Tuesday, June 3, 2008

A 6th synopsis: Affectionately Known As Alex

Affectionately Known As Alex
A film by: Danny Turken, supported by NYU, Wits University and Luna Films

Running Time: 24 minutes
Post Production: in post currently,

After apartheid was established in 1948, and the government implemented the process of displacing black South Africans out of the city, the first official township in Johannesburg was born; her name, Alexandra. Unofficially, Alexandra emerged in 1912 and was proclaimed as a “native township.”

The township was proclaimed prior to the 1913 Land Act, and therefore, residents were exempted from the act and were free to purchase land. Despite the fact Alex is approximately only 12 km outside of Johannesburg, as a result of the lack of municipality administration and the lack of influx control, she quickly became known as “nobody’s baby.”

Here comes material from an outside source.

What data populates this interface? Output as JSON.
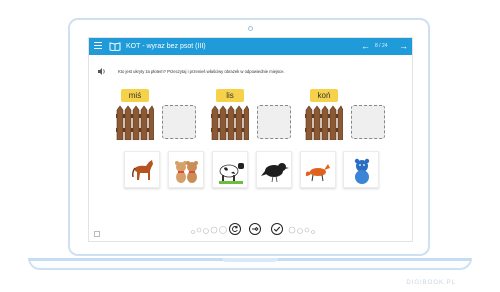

Throughout the 20th century, Alexandra endured gangster wars, a belligerent political culture, health hazards and a severe housing crisis. Dissimilar to other townships that landscape the city, the lack of housing in Alexandra was and continues to be the constant source of tension and frustration for both the residents and the community.

Initially, when I approached the idea of making a documentary on Alexandra, I was set on observing the Jukskei River and its relationship to the community. However, after spending more time in Alexandra and understanding the people, the film evolved into an observational piece attempting to understand the township and those who live and work in it.

Through the progression of the film, the narrative shifts from a harmonious depiction of Alexandra and unpacks the tenuous relationships that extend further beyond its “bonafied residents” (those living in Alexandra for several decades and whose families are from Alexandra) and those who have recently moved into the township. It is further complicated by the escalation of immigrants into the township compounded by the lack of homes, jobs and structural improvement, and eventually toward the xenophobia crisis the country is facing today.

Although the film illustrates the mounting tension within the community of Alexandra, further interviews with specific characters in the film—notably, the leader of the APF, the woman grilling chicken feet and the two men discussing the bureaucracy regarding applying for RDP homes—will provide a greater context and understanding of the origin and motivation for the turmoil and violence that is ripping apart South Africa and its people, and will do so through the voices of the people of Alexandra.